Indiana football wide receivers coach Grant Heard caught up with the media recently to discuss his position group.
Heard is in his fourth season at Indiana and his first as co-offensive coordinator/wide receivers coach. He served as passing game coordinator/wide receivers coach from 2017-19.
Six times Hoosiers have earned All-Big Ten honors during Heard’s time in Bloomington, highlighted by 2019 second-team selection Whop Philyor.
Heard was a wide receiver at Ole Miss from 1996 to 2000. He helped the Rebels to four bowl games and graduated as the school’s all-time leader in career receptions and scores. Heard arrived at IU after a stint as the wide receivers coach at his alma mater.
To see Heard’s thoughts on how Philyor can take another step forward in his final season in Bloomington, go here.
Transcript via iuhoosiers.com
Q: On what the younger guys on the roster have to do to fill in for the graduated players…
HEARD: With not having spring ball that is a big issue, because it was their time to show everybody what they can do. But right now, they need to make sure they come back in shape. Learn as much as they can away from us, which is kind of difficult at times. Some of my guys are doers, they need to do it, read it in the playbook and see exactly what they need.

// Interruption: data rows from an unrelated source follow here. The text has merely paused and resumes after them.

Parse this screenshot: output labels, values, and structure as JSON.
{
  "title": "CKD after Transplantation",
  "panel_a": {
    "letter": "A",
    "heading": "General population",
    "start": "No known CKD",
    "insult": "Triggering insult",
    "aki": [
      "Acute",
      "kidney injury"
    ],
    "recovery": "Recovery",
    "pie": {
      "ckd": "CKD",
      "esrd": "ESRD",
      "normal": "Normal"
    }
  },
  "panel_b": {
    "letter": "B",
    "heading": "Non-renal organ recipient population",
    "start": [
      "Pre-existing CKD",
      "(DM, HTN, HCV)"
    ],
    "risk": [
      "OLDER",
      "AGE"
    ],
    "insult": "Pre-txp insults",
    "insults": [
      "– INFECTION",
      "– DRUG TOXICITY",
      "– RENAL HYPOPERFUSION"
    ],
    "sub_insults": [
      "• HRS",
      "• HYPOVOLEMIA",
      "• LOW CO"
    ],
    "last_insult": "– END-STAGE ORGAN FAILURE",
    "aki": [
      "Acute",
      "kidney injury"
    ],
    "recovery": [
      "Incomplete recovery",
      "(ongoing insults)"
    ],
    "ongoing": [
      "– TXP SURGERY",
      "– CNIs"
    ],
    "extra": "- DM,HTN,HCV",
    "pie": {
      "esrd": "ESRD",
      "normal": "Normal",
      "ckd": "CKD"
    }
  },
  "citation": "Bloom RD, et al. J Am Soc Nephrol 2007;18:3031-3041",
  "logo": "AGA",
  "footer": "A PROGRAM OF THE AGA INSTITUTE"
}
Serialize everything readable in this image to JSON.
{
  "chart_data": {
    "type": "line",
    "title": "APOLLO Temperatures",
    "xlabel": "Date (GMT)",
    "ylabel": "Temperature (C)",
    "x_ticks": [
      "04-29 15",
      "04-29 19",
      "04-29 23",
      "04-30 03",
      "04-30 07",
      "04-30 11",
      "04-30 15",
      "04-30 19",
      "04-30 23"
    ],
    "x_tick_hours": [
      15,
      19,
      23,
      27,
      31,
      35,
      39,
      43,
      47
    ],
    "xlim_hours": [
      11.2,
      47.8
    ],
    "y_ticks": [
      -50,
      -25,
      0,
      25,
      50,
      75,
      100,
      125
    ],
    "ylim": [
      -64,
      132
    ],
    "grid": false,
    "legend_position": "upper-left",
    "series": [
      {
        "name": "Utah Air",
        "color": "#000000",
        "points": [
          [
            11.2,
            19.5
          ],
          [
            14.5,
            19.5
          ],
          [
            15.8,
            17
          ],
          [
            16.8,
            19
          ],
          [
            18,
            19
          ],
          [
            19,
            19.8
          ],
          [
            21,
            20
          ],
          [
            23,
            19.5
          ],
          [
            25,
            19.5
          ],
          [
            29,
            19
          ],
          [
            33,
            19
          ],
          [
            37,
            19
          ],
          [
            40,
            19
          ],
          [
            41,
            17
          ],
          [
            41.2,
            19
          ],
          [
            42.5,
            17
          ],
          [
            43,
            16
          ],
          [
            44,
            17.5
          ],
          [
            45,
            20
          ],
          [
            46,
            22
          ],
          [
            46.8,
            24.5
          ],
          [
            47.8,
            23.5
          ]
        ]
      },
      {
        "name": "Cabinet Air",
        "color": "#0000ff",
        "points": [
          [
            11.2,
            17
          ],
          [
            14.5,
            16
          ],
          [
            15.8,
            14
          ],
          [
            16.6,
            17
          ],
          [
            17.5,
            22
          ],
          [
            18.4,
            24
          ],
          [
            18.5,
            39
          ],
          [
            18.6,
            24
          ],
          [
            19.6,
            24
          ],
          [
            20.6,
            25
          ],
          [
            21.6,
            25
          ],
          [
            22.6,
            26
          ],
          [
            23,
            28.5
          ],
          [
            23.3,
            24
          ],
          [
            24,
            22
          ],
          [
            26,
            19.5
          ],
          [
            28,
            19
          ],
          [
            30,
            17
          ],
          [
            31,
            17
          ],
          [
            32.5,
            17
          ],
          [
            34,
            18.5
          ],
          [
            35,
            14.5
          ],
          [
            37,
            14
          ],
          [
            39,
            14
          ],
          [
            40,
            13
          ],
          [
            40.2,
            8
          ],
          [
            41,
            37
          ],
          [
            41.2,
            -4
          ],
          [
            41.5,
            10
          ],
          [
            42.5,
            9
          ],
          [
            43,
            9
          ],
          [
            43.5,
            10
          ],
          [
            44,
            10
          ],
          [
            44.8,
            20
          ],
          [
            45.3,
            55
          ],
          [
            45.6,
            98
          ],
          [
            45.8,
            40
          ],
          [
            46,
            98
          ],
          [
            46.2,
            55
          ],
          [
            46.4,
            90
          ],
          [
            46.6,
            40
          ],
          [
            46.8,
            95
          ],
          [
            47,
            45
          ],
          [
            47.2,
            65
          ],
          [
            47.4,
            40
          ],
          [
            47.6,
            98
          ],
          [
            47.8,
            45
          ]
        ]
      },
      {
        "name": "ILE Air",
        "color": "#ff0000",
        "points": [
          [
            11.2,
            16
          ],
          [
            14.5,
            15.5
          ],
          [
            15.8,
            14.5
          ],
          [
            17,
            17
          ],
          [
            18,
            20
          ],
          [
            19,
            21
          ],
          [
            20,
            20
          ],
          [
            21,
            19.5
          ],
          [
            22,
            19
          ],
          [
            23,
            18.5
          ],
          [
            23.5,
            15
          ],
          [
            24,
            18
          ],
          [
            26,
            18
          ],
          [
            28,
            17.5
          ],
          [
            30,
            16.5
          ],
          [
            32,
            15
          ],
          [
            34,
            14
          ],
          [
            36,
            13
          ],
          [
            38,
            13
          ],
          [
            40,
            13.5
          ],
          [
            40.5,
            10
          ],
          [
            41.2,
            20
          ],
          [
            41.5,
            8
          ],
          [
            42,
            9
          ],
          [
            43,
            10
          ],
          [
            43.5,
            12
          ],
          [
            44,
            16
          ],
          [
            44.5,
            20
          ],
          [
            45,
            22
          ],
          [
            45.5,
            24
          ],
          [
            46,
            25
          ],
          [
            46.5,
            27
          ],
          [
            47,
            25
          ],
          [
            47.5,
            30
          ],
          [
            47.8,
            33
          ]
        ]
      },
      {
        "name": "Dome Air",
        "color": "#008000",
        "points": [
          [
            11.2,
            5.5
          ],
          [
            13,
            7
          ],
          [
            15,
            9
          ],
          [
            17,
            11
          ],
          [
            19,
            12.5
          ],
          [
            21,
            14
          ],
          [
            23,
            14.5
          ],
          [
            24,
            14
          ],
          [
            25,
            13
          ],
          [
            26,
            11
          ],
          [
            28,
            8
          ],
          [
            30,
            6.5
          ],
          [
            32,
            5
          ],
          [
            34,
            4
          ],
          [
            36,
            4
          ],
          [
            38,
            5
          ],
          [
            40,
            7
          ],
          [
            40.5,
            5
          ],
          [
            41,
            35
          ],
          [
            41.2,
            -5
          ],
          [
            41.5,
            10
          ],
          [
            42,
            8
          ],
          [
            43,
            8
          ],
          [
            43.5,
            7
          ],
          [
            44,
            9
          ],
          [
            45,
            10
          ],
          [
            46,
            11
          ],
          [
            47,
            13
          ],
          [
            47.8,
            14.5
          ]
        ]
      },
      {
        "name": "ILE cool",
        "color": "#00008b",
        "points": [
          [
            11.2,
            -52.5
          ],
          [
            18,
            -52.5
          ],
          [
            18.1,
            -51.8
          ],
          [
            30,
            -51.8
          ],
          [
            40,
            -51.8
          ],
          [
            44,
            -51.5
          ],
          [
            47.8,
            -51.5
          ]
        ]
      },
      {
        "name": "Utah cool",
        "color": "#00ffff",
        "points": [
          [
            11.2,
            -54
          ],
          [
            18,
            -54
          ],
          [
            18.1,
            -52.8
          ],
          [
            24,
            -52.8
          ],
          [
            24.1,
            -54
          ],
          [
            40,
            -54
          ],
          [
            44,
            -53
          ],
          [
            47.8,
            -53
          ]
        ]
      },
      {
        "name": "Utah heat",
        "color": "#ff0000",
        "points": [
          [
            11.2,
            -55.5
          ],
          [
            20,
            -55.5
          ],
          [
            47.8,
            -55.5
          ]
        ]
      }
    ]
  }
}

They all want to be NFL players and this is what NFL players are doing right now. They are having to do it virtually and on their own, take a bunch of mental reps and try to learn in that way.
Q: On how he’s been keeping on top of what preparation could look like once you do get back…
HEARD: Like I said before, this is an NFL type model here. When they’re with us we have complete control over them. We can say you’re working out at this time, running at this time and this and that. I’ve just been challenging them, if you all want to be NFL guys, NFL guys are not at their facilities this time of year anyway. If you want to start getting yourself into that lifestyle this is where it is. You need to do training yourself, you need to be self-motivated and it’s going to show.
They all say they’ve been running and doing this. I’ve been in their shoes and I know they may not be running at the intensity they need to be at. I don’t know that, but time will tell and the cream is going to rise to the top and what you say you’ve been doing is going to be shown. We’re all going to know the truth, you can’t hide from it when you get here.
Q: On how much you can practice route running and dills from a distance…
HEARD: One thing I’ve done is I’ve gotten my drill tape up on the server where they can watch it. They can go out there and do drills. Now each kid was a little bit different because of the area that they are in. They might not be able to go out to the parks because of restrictions and what not. I said hey, if you have to, run driveway to driveway. Do something.
For me it’s more conditioning, making sure they’re in shape. The older ones know the drills they need to work on, the Miles’s, the Whop’s, the Ty’s. They know what it’s like and what they need to get ready for in a game. The younger ones, they have not played and it’s a little bit different. So mentally I just really want them to hone in on what we’re doing, what we’re doing offensively, and then the drills I put on tape for them to watch. It’s not me standing there making sure they’re running routes. They have to make sure they’re doing it.